Kali yang lain, saya diamanahi suami untuk membawa uang dari rumah ke pasar, nilainya cukup besar kali itu, dua puluh juta rupiah yang dibungkus dengan amplop coklat. Tanpa pretensi apa-apa, uang dua puluh juta rupiah itu saya masukkan ke ransel, dan saya berangkat ke pasar dengan naik motor. Dua puluh menit saya mengendarai motor seorang Bapak di belakang saya berteriak, "Neng, tasnya kebuka!". Segera saya menepi dan lagi-lagi saya hampir terduduk lemas, retsleting ransel saya sempurna terbuka, dan si amplop-coklat-dua-puluh-juta-rupiah-itu melambai-lambai, andai disambar seseorang pun saya tak akan sadar.  

Perjalanan saya teruskan dengan mendaras istigfar dan hamdalah dalam hati. Sambil berpikir dan merenung, lagi-lagi berhitung probabilitas kejadian mungkin tak mungkin. Entah yang mana, mungkin sepiring makanan yang saya bagikan kepada tetangga, atau uang lebih yang saya berikan untuk seorang pedagang sepuh yang menyelamatkan saya kali itu.

Tapi semua kejadian itu semakin mengukuhkan keyakinan saya atas keutamaan berbagi.

Kejadian terakhir pagi tadi, membuat saya ingin berbagi cerita, sedikit hikmah dari seorang sembrono yang pelupa-tak-ketulungan. Tak seberapa sebenarnya, hanya sekilo singkong dan sedikit cabai rawit  dari kebun belakang yang saya berikan pada Ibu penjual gorengan di depan rumah. Tapi siapa sangka jika benda tak seberapa itu yang menolong saya pagi tadi. Dompet kali ini, yang penuh dengan segala macam kartu-kartu penting, SIM dan STNK, Askes, KTP, ATM dan segala macam kartu lainnya. Uang yang hilang masih bisa dicari, tapi urusan semua kartu yang hilang itu akan memerlukan waktu berbulan-bulan hingga selesai.

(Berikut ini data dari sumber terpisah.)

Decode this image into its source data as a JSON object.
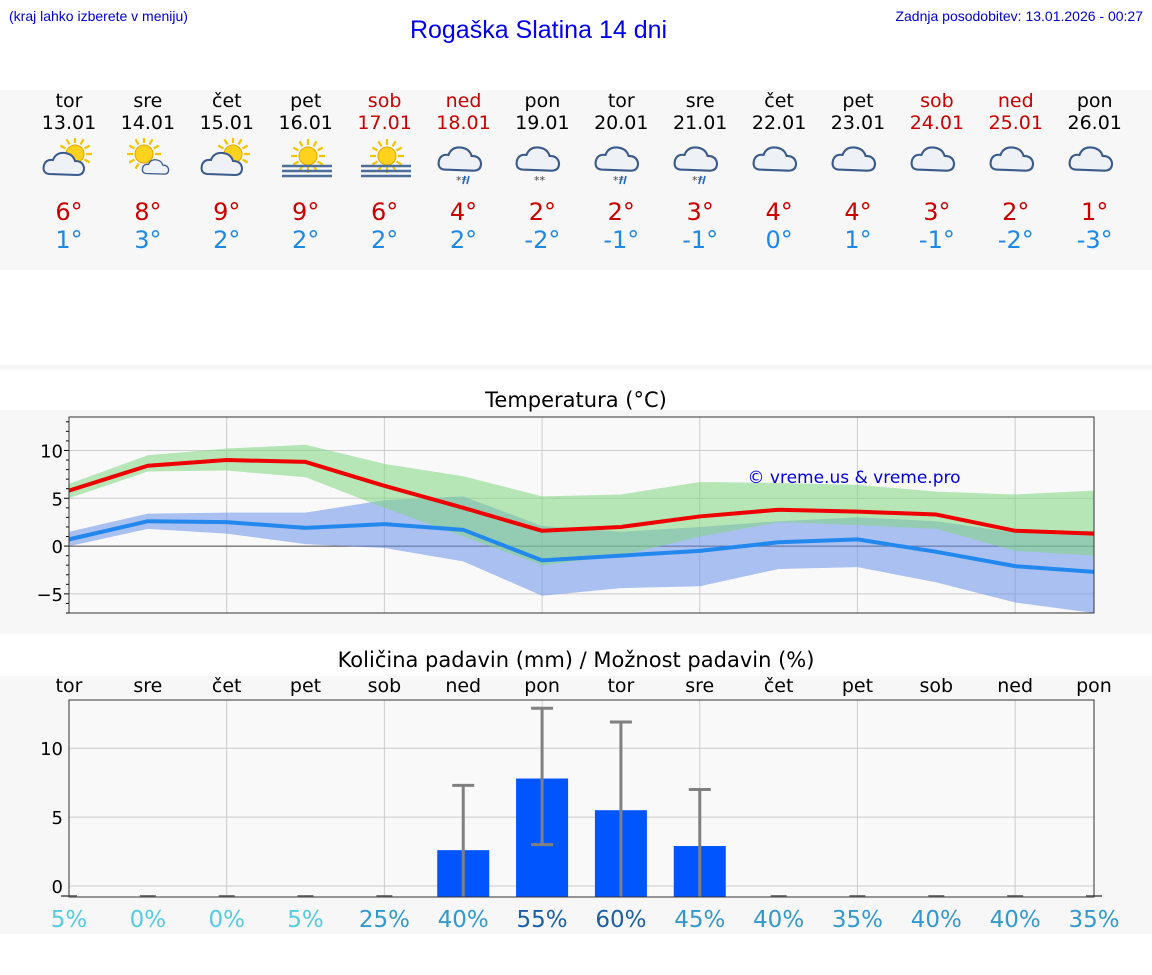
{
  "header": {
    "menu_hint": "(kraj lahko izberete v meniju)",
    "title": "Rogaška Slatina 14 dni",
    "last_update": "Zadnja posodobitev: 13.01.2026 - 00:27"
  },
  "days": [
    {
      "name": "tor",
      "date": "13.01",
      "icon": "sun-cloud-icon",
      "tmax": "6°",
      "tmin": "1°",
      "weekend": false
    },
    {
      "name": "sre",
      "date": "14.01",
      "icon": "sun-small-cloud-icon",
      "tmax": "8°",
      "tmin": "3°",
      "weekend": false
    },
    {
      "name": "čet",
      "date": "15.01",
      "icon": "sun-cloud-icon",
      "tmax": "9°",
      "tmin": "2°",
      "weekend": false
    },
    {
      "name": "pet",
      "date": "16.01",
      "icon": "sun-fog-icon",
      "tmax": "9°",
      "tmin": "2°",
      "weekend": false
    },
    {
      "name": "sob",
      "date": "17.01",
      "icon": "sun-fog-icon",
      "tmax": "6°",
      "tmin": "2°",
      "weekend": true
    },
    {
      "name": "ned",
      "date": "18.01",
      "icon": "cloud-sleet-icon",
      "tmax": "4°",
      "tmin": "2°",
      "weekend": true
    },
    {
      "name": "pon",
      "date": "19.01",
      "icon": "cloud-snow-icon",
      "tmax": "2°",
      "tmin": "-2°",
      "weekend": false
    },
    {
      "name": "tor",
      "date": "20.01",
      "icon": "cloud-sleet-icon",
      "tmax": "2°",
      "tmin": "-1°",
      "weekend": false
    },
    {
      "name": "sre",
      "date": "21.01",
      "icon": "cloud-sleet-icon",
      "tmax": "3°",
      "tmin": "-1°",
      "weekend": false
    },
    {
      "name": "čet",
      "date": "22.01",
      "icon": "cloud-icon",
      "tmax": "4°",
      "tmin": "0°",
      "weekend": false
    },
    {
      "name": "pet",
      "date": "23.01",
      "icon": "cloud-icon",
      "tmax": "4°",
      "tmin": "1°",
      "weekend": false
    },
    {
      "name": "sob",
      "date": "24.01",
      "icon": "cloud-icon",
      "tmax": "3°",
      "tmin": "-1°",
      "weekend": true
    },
    {
      "name": "ned",
      "date": "25.01",
      "icon": "cloud-icon",
      "tmax": "2°",
      "tmin": "-2°",
      "weekend": true
    },
    {
      "name": "pon",
      "date": "26.01",
      "icon": "cloud-icon",
      "tmax": "1°",
      "tmin": "-3°",
      "weekend": false
    }
  ],
  "colors": {
    "weekend": "#cc0000",
    "weekday": "#000000",
    "tmax": "#cc0000",
    "tmin": "#1e88e5"
  },
  "chart_data": [
    {
      "type": "line",
      "title": "Temperatura (°C)",
      "watermark": "© vreme.us & vreme.pro",
      "ylim": [
        -7,
        13.5
      ],
      "yticks": [
        {
          "v": 10,
          "label": "10"
        },
        {
          "v": 5,
          "label": "5"
        },
        {
          "v": 0,
          "label": "0"
        },
        {
          "v": -5,
          "label": "−5"
        }
      ],
      "x": [
        0,
        1,
        2,
        3,
        4,
        5,
        6,
        7,
        8,
        9,
        10,
        11,
        12,
        13
      ],
      "series": [
        {
          "name": "max",
          "color": "#ee0000",
          "values": [
            5.8,
            8.4,
            9.0,
            8.8,
            6.3,
            4.0,
            1.6,
            2.0,
            3.1,
            3.8,
            3.6,
            3.3,
            1.6,
            1.3
          ]
        },
        {
          "name": "min",
          "color": "#2288ee",
          "values": [
            0.7,
            2.6,
            2.5,
            1.9,
            2.3,
            1.7,
            -1.5,
            -1.0,
            -0.5,
            0.4,
            0.7,
            -0.6,
            -2.1,
            -2.7
          ]
        }
      ],
      "bands": [
        {
          "name": "max-range",
          "color": "#7fd67f",
          "low": [
            5.0,
            7.8,
            7.9,
            7.2,
            4.0,
            1.0,
            -2.0,
            -1.0,
            1.0,
            2.5,
            2.2,
            1.8,
            -0.5,
            -1.0
          ],
          "high": [
            6.5,
            9.5,
            10.2,
            10.6,
            8.6,
            7.3,
            5.2,
            5.4,
            6.7,
            6.6,
            6.4,
            5.7,
            5.4,
            5.8
          ]
        },
        {
          "name": "min-range",
          "color": "#6a92ea",
          "low": [
            0.0,
            1.8,
            1.3,
            0.2,
            -0.2,
            -1.6,
            -5.2,
            -4.4,
            -4.2,
            -2.4,
            -2.2,
            -3.8,
            -5.9,
            -7.0
          ],
          "high": [
            1.5,
            3.4,
            3.5,
            3.5,
            4.8,
            5.2,
            2.1,
            1.5,
            2.0,
            2.6,
            3.0,
            2.6,
            1.4,
            1.6
          ]
        }
      ]
    },
    {
      "type": "bar",
      "title": "Količina padavin (mm) / Možnost padavin (%)",
      "categories": [
        "tor",
        "sre",
        "čet",
        "pet",
        "sob",
        "ned",
        "pon",
        "tor",
        "sre",
        "čet",
        "pet",
        "sob",
        "ned",
        "pon"
      ],
      "ylim": [
        -0.8,
        13.5
      ],
      "yticks": [
        {
          "v": 10,
          "label": "10"
        },
        {
          "v": 5,
          "label": "5"
        },
        {
          "v": 0,
          "label": "0"
        }
      ],
      "values": [
        0,
        0,
        0,
        0,
        0,
        2.6,
        7.8,
        5.5,
        2.9,
        0,
        0,
        0,
        0,
        0
      ],
      "error_low": [
        0,
        0,
        0,
        0,
        0,
        0,
        3.0,
        0,
        0,
        0,
        0,
        0,
        0,
        0
      ],
      "error_high": [
        0,
        0,
        0,
        0,
        0,
        7.3,
        12.9,
        11.9,
        7.0,
        0,
        0,
        0,
        0,
        0
      ],
      "bar_color": "#0055ff",
      "chance": [
        "5%",
        "0%",
        "0%",
        "5%",
        "25%",
        "40%",
        "55%",
        "60%",
        "45%",
        "40%",
        "35%",
        "40%",
        "40%",
        "35%"
      ],
      "chance_values": [
        5,
        0,
        0,
        5,
        25,
        40,
        55,
        60,
        45,
        40,
        35,
        40,
        40,
        35
      ]
    }
  ]
}
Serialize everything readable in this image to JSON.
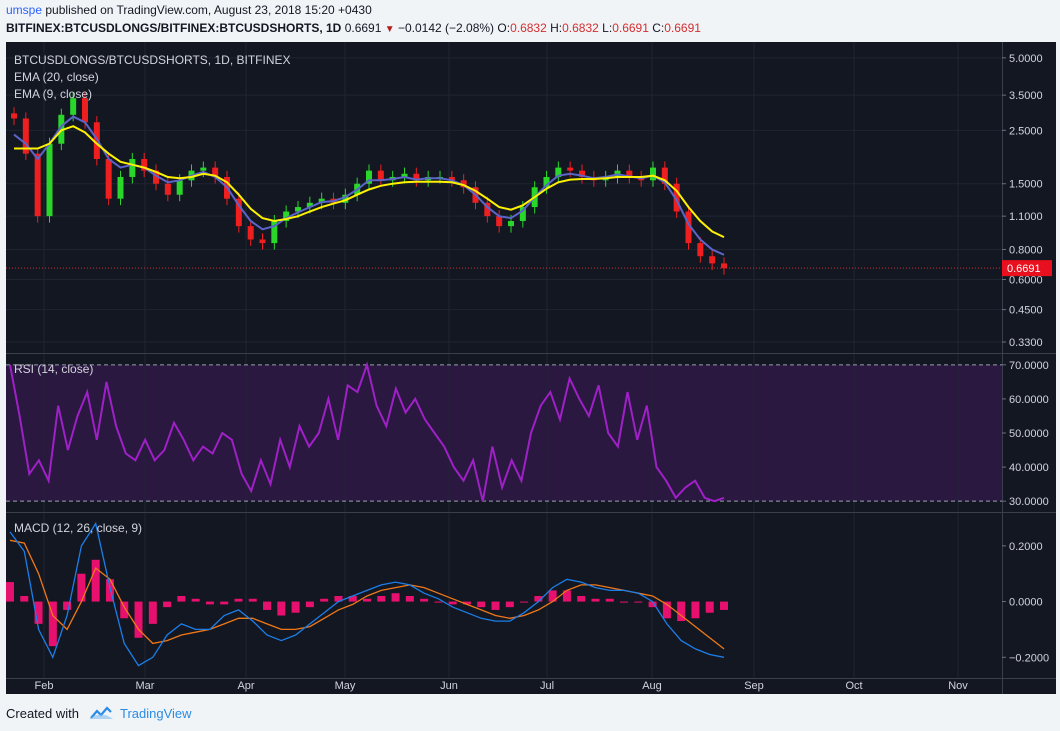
{
  "header": {
    "user": "umspe",
    "published": "published on TradingView.com, August 23, 2018 15:20 +0430",
    "symbol": "BITFINEX:BTCUSDLONGS/BITFINEX:BTCUSDSHORTS, 1D",
    "last": "0.6691",
    "change": "−0.0142 (−2.08%)",
    "open_label": "O:",
    "open": "0.6832",
    "high_label": "H:",
    "high": "0.6832",
    "low_label": "L:",
    "low": "0.6691",
    "close_label": "C:",
    "close": "0.6691"
  },
  "footer": {
    "created_with": "Created with",
    "brand": "TradingView"
  },
  "colors": {
    "background": "#131722",
    "up": "#2bd62b",
    "down": "#ef1f1f",
    "ema20": "#fff200",
    "ema9": "#5b64c8",
    "rsi": "#a020c8",
    "rsi_band": "#2a1840",
    "hist": "#e8106e",
    "macd": "#1c7ee8",
    "signal": "#f07818",
    "price_line": "#d32f2f"
  },
  "chart_data": [
    {
      "type": "candlestick",
      "title": "BTCUSDLONGS/BTCUSDSHORTS, 1D, BITFINEX",
      "legend": [
        "EMA (20, close)",
        "EMA (9, close)"
      ],
      "yscale": "log",
      "yticks": [
        "5.0000",
        "3.5000",
        "2.5000",
        "1.5000",
        "1.1000",
        "0.8000",
        "0.6000",
        "0.4500",
        "0.3300"
      ],
      "last_price_label": "0.6691",
      "x": [
        "2018-01-26",
        "2018-01-29",
        "2018-02-01",
        "2018-02-05",
        "2018-02-08",
        "2018-02-12",
        "2018-02-15",
        "2018-02-19",
        "2018-02-22",
        "2018-02-26",
        "2018-03-01",
        "2018-03-05",
        "2018-03-08",
        "2018-03-12",
        "2018-03-15",
        "2018-03-19",
        "2018-03-22",
        "2018-03-26",
        "2018-03-29",
        "2018-04-02",
        "2018-04-05",
        "2018-04-09",
        "2018-04-12",
        "2018-04-16",
        "2018-04-19",
        "2018-04-23",
        "2018-04-26",
        "2018-04-30",
        "2018-05-03",
        "2018-05-07",
        "2018-05-10",
        "2018-05-14",
        "2018-05-17",
        "2018-05-21",
        "2018-05-24",
        "2018-05-28",
        "2018-05-31",
        "2018-06-04",
        "2018-06-07",
        "2018-06-11",
        "2018-06-14",
        "2018-06-18",
        "2018-06-21",
        "2018-06-25",
        "2018-06-28",
        "2018-07-02",
        "2018-07-05",
        "2018-07-09",
        "2018-07-12",
        "2018-07-16",
        "2018-07-19",
        "2018-07-23",
        "2018-07-26",
        "2018-07-30",
        "2018-08-02",
        "2018-08-06",
        "2018-08-09",
        "2018-08-13",
        "2018-08-16",
        "2018-08-20",
        "2018-08-23"
      ],
      "close": [
        2.8,
        2.0,
        1.1,
        2.2,
        2.9,
        3.4,
        2.7,
        1.9,
        1.3,
        1.6,
        1.9,
        1.7,
        1.5,
        1.35,
        1.55,
        1.7,
        1.75,
        1.6,
        1.3,
        1.0,
        0.88,
        0.85,
        1.05,
        1.15,
        1.2,
        1.25,
        1.3,
        1.25,
        1.35,
        1.5,
        1.7,
        1.55,
        1.6,
        1.65,
        1.55,
        1.6,
        1.6,
        1.55,
        1.45,
        1.25,
        1.1,
        1.0,
        1.05,
        1.2,
        1.45,
        1.6,
        1.75,
        1.7,
        1.6,
        1.55,
        1.6,
        1.7,
        1.6,
        1.55,
        1.75,
        1.5,
        1.15,
        0.85,
        0.75,
        0.7,
        0.6691
      ],
      "ema20": [
        2.1,
        2.1,
        2.1,
        2.2,
        2.5,
        2.6,
        2.45,
        2.2,
        2.0,
        1.85,
        1.8,
        1.75,
        1.68,
        1.6,
        1.58,
        1.6,
        1.65,
        1.62,
        1.52,
        1.35,
        1.18,
        1.08,
        1.05,
        1.07,
        1.1,
        1.15,
        1.2,
        1.24,
        1.28,
        1.35,
        1.42,
        1.47,
        1.5,
        1.52,
        1.53,
        1.53,
        1.53,
        1.52,
        1.48,
        1.4,
        1.3,
        1.2,
        1.17,
        1.22,
        1.32,
        1.43,
        1.52,
        1.56,
        1.57,
        1.57,
        1.58,
        1.6,
        1.6,
        1.6,
        1.62,
        1.55,
        1.4,
        1.2,
        1.05,
        0.95,
        0.9
      ],
      "ema9": [
        2.4,
        2.2,
        1.9,
        2.2,
        2.6,
        2.85,
        2.7,
        2.3,
        1.9,
        1.75,
        1.8,
        1.75,
        1.62,
        1.52,
        1.55,
        1.62,
        1.68,
        1.6,
        1.45,
        1.22,
        1.05,
        0.97,
        1.0,
        1.08,
        1.14,
        1.2,
        1.26,
        1.27,
        1.32,
        1.42,
        1.55,
        1.55,
        1.57,
        1.6,
        1.56,
        1.58,
        1.58,
        1.55,
        1.48,
        1.35,
        1.2,
        1.1,
        1.08,
        1.16,
        1.32,
        1.48,
        1.62,
        1.65,
        1.62,
        1.58,
        1.6,
        1.64,
        1.61,
        1.58,
        1.62,
        1.52,
        1.28,
        1.02,
        0.88,
        0.8,
        0.76
      ]
    },
    {
      "type": "line",
      "title": "RSI (14, close)",
      "yticks": [
        "70.0000",
        "60.0000",
        "50.0000",
        "40.0000",
        "30.0000"
      ],
      "band": [
        30,
        70
      ],
      "values": [
        70,
        55,
        38,
        42,
        36,
        58,
        45,
        55,
        62,
        48,
        65,
        52,
        44,
        42,
        48,
        42,
        45,
        53,
        48,
        42,
        46,
        44,
        50,
        48,
        38,
        33,
        42,
        35,
        48,
        40,
        52,
        46,
        50,
        60,
        48,
        64,
        62,
        70,
        58,
        52,
        63,
        56,
        60,
        54,
        50,
        46,
        40,
        36,
        42,
        30,
        46,
        34,
        42,
        36,
        50,
        58,
        62,
        54,
        66,
        60,
        55,
        64,
        50,
        46,
        62,
        48,
        58,
        40,
        36,
        31,
        34,
        36,
        31,
        30,
        31
      ]
    },
    {
      "type": "histogram+line",
      "title": "MACD (12, 26, close, 9)",
      "yticks": [
        "0.2000",
        "0.0000",
        "−0.2000"
      ],
      "histogram": [
        0.07,
        0.02,
        -0.08,
        -0.16,
        -0.03,
        0.1,
        0.15,
        0.08,
        -0.06,
        -0.13,
        -0.08,
        -0.02,
        0.02,
        0.01,
        -0.01,
        -0.01,
        0.01,
        0.01,
        -0.03,
        -0.05,
        -0.04,
        -0.02,
        0.01,
        0.02,
        0.02,
        0.01,
        0.02,
        0.03,
        0.02,
        0.01,
        0.0,
        -0.01,
        -0.01,
        -0.02,
        -0.03,
        -0.02,
        0.0,
        0.02,
        0.04,
        0.04,
        0.02,
        0.01,
        0.01,
        0.0,
        0.0,
        -0.02,
        -0.06,
        -0.07,
        -0.06,
        -0.04,
        -0.03
      ],
      "macd": [
        0.25,
        0.18,
        -0.1,
        -0.2,
        -0.05,
        0.2,
        0.28,
        0.05,
        -0.15,
        -0.23,
        -0.2,
        -0.12,
        -0.08,
        -0.1,
        -0.1,
        -0.05,
        -0.03,
        -0.07,
        -0.12,
        -0.14,
        -0.12,
        -0.08,
        -0.04,
        0.0,
        0.02,
        0.04,
        0.06,
        0.07,
        0.06,
        0.03,
        0.01,
        -0.02,
        -0.04,
        -0.06,
        -0.07,
        -0.07,
        -0.04,
        0.0,
        0.05,
        0.08,
        0.07,
        0.05,
        0.04,
        0.04,
        0.03,
        0.0,
        -0.08,
        -0.14,
        -0.17,
        -0.19,
        -0.2
      ],
      "signal": [
        0.22,
        0.21,
        0.1,
        -0.05,
        -0.1,
        0.0,
        0.12,
        0.08,
        -0.02,
        -0.1,
        -0.15,
        -0.14,
        -0.12,
        -0.11,
        -0.1,
        -0.08,
        -0.06,
        -0.06,
        -0.08,
        -0.1,
        -0.1,
        -0.09,
        -0.06,
        -0.03,
        -0.01,
        0.02,
        0.04,
        0.05,
        0.06,
        0.05,
        0.03,
        0.01,
        -0.01,
        -0.03,
        -0.05,
        -0.06,
        -0.05,
        -0.03,
        0.0,
        0.04,
        0.06,
        0.06,
        0.05,
        0.04,
        0.03,
        0.02,
        -0.01,
        -0.05,
        -0.09,
        -0.13,
        -0.17
      ]
    }
  ],
  "x_axis": [
    "Feb",
    "Mar",
    "Apr",
    "May",
    "Jun",
    "Jul",
    "Aug",
    "Sep",
    "Oct",
    "Nov"
  ]
}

Saat ke klinik pagi tadi, lagi-lagi saya tak sadar jika dompet saya ketinggalan di ruang tunggu. Dalam perjalanan ke tempat parkir, saya baru sadar dompet saya hilang. Saya kembali ke ruang dokter, ternyata dompet saya tak ada disana. Panik saya kembali ke resepsionis, hati saya mencelos seketika melihat ruang tunggu yang penuh dipadati pengunjung. Dengan orang sebanyak itu, kecil sekali kemungkinan dompet saya masih ada. Setengah putus asa saya menemui resepsionis judes  yang sedang bertugas, dan ajaib dompet saya ada disitu, ternyata ada seseorang yang berbaik hati menyerahkan dompet saya untuk dititip di resepsionis.

Janji Allah tak akan ada orang yang miskin karena berbagi. Dan Allah Maha Menepati Janji.